Friday, February 23, 2018


After the surprise yesterday from a tweet from Ricky Mondello and then the Safari 11.1 beta Release Notes stating that Web App Manifest and Service Workers are implemented which means multi-platform PWAs are now possible, it’s now time to come back to the real world and see what’s what we have.

Update 8-Feb: Beta 2 is out and the WebKit blog has published an article on how Service Workers work on its platform. This post is updated with this information.





Testing is not easy

Testing these new additions on iOS is not straightforward because the Developer Tools on Safari won’t let you see the Service Workers on iOS yet, and the MessageChannel for the clients API that allowed us to communicate the Service Worker with its client is not however there. But I manage to play with it a couple of hours, and despite the bugs that I’m sure the WebKit team will solve for the final version with Unit Testings that are failing, I want to focus on significant differences that iOS PWAs will have compared with Android.

If you published a PWA or are about to release one, you must pay attention to the user experience and the issues you might have on iOS.

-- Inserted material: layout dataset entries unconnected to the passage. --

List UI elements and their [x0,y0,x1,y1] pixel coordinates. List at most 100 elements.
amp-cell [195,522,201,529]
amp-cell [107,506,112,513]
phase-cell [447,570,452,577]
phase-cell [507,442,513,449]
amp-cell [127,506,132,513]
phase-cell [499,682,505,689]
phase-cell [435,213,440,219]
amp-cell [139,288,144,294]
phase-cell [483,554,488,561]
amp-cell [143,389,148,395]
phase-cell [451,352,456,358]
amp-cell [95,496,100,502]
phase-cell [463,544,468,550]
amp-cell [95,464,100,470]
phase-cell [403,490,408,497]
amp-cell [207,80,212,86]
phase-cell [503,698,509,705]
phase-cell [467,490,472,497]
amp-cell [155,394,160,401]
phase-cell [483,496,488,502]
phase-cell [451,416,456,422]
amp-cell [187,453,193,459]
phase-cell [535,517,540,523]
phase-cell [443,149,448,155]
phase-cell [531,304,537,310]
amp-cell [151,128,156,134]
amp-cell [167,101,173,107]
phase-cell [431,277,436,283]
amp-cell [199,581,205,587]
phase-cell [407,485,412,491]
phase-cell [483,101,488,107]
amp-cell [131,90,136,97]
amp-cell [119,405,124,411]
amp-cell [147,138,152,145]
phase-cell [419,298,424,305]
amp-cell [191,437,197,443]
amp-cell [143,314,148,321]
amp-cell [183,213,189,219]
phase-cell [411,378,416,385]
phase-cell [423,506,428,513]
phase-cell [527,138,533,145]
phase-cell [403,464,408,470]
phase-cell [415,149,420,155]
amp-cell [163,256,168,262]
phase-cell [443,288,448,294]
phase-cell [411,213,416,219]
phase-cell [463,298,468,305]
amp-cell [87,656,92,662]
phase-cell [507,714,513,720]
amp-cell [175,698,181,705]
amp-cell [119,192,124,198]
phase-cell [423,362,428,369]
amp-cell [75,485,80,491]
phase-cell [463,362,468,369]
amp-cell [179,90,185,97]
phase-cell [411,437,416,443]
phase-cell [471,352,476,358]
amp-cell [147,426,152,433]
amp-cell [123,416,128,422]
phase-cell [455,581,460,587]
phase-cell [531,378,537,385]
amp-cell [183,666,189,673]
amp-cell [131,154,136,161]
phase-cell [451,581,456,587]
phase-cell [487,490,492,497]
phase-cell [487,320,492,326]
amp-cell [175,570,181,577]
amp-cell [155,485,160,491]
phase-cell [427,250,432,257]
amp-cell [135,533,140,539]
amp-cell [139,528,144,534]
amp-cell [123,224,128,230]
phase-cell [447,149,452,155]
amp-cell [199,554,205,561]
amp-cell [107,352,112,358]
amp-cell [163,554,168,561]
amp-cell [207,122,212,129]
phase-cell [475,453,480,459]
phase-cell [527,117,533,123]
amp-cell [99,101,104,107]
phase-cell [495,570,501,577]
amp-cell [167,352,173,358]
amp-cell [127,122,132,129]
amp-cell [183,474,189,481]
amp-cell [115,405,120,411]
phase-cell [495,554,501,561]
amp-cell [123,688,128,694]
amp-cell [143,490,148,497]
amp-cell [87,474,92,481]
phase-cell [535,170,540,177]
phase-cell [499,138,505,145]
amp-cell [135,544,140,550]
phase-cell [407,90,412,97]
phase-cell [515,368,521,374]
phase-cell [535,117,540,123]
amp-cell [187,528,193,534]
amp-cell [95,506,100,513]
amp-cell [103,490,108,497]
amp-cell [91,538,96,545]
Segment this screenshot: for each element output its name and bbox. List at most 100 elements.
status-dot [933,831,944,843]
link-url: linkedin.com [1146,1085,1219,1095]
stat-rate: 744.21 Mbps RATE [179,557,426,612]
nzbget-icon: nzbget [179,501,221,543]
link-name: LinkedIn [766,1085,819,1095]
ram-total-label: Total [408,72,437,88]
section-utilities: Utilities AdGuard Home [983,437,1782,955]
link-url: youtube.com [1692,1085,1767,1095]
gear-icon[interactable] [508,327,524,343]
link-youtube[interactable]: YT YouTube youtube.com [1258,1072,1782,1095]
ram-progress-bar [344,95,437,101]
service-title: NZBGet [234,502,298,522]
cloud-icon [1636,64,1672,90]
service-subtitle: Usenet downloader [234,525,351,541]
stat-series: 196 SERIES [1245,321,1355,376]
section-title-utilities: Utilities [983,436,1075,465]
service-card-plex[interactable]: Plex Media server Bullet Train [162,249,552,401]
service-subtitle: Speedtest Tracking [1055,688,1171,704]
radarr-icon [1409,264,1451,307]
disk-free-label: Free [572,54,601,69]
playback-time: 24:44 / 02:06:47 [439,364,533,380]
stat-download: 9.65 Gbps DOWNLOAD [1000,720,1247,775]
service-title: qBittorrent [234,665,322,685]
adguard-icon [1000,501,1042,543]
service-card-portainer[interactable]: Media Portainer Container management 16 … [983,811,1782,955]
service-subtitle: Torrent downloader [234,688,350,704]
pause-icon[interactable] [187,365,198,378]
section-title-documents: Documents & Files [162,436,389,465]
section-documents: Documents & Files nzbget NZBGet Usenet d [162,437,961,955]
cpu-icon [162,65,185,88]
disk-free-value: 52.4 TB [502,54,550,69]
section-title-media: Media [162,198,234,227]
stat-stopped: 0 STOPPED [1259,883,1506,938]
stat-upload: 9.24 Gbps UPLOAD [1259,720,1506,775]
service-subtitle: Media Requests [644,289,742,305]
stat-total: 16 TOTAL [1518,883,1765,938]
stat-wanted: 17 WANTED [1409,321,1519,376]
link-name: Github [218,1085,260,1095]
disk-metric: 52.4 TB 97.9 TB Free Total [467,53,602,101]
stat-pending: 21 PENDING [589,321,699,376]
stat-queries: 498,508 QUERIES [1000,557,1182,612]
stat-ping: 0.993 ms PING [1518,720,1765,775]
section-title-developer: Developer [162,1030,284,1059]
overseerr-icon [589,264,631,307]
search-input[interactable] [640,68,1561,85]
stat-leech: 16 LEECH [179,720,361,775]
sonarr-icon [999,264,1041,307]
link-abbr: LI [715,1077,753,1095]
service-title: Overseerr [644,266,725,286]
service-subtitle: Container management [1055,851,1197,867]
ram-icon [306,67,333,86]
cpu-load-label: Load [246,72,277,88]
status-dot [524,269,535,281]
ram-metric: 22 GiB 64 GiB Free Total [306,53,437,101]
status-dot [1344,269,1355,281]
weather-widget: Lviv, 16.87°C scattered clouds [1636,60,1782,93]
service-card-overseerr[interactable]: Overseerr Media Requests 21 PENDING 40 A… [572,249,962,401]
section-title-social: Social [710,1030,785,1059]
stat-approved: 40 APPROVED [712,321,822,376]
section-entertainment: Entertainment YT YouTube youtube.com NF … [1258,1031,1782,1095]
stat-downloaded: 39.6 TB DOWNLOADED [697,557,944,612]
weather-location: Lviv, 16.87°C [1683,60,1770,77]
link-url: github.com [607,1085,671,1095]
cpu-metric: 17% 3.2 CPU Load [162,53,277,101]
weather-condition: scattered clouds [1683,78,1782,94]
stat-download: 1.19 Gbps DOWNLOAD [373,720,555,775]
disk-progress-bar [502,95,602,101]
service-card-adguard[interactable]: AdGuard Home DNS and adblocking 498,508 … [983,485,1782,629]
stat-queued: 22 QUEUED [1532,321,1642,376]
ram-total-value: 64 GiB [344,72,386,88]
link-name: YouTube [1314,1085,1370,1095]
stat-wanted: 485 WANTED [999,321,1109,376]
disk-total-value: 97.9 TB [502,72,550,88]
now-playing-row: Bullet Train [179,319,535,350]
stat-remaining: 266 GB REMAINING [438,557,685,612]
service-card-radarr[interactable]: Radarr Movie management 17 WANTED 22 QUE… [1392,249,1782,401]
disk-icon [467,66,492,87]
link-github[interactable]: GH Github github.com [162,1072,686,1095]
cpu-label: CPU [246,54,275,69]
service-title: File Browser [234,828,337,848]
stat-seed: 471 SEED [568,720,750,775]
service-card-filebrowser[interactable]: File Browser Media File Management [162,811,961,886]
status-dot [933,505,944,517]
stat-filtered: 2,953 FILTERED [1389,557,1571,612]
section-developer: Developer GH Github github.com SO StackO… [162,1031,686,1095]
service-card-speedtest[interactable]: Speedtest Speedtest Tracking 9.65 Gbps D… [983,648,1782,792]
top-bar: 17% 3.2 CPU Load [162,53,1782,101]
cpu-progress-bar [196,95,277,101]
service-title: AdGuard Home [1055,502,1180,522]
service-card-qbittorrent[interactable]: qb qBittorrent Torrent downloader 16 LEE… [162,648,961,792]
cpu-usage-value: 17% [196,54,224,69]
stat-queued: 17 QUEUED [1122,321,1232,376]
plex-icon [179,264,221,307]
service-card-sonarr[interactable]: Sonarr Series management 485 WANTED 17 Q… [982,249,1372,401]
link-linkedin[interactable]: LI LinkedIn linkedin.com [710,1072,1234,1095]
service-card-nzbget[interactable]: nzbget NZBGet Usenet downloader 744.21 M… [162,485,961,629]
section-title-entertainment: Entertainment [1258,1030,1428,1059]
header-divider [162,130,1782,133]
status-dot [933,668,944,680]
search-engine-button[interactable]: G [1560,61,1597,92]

18 months ago (one and a half years already!?) I published “Don’t use iOS meta tags irresponsibly in your Progressive Web Apps.” Several companies such as Twitter and Flipkart took note at that time of these problems and remove the iOS meta tags or solved the issues (You are welcome for the free consulting ☺️).

At that time the problem was that some companies were opting in through Apple meta tags for home screen support for iOS without even testing and recognizing the differences between Android’s PWAs and iOS.

I’m sorry to confirm that most problems are the same that I stated 18 months ago, with one big difference: now you don’t need to opt-in into iOS; iOS will add support for Web App Manifest, so your PWA will be an iOS PWA automatically. But Apple didn’t mimic the same behavior as in Android which means: Cupertino, we have a problem.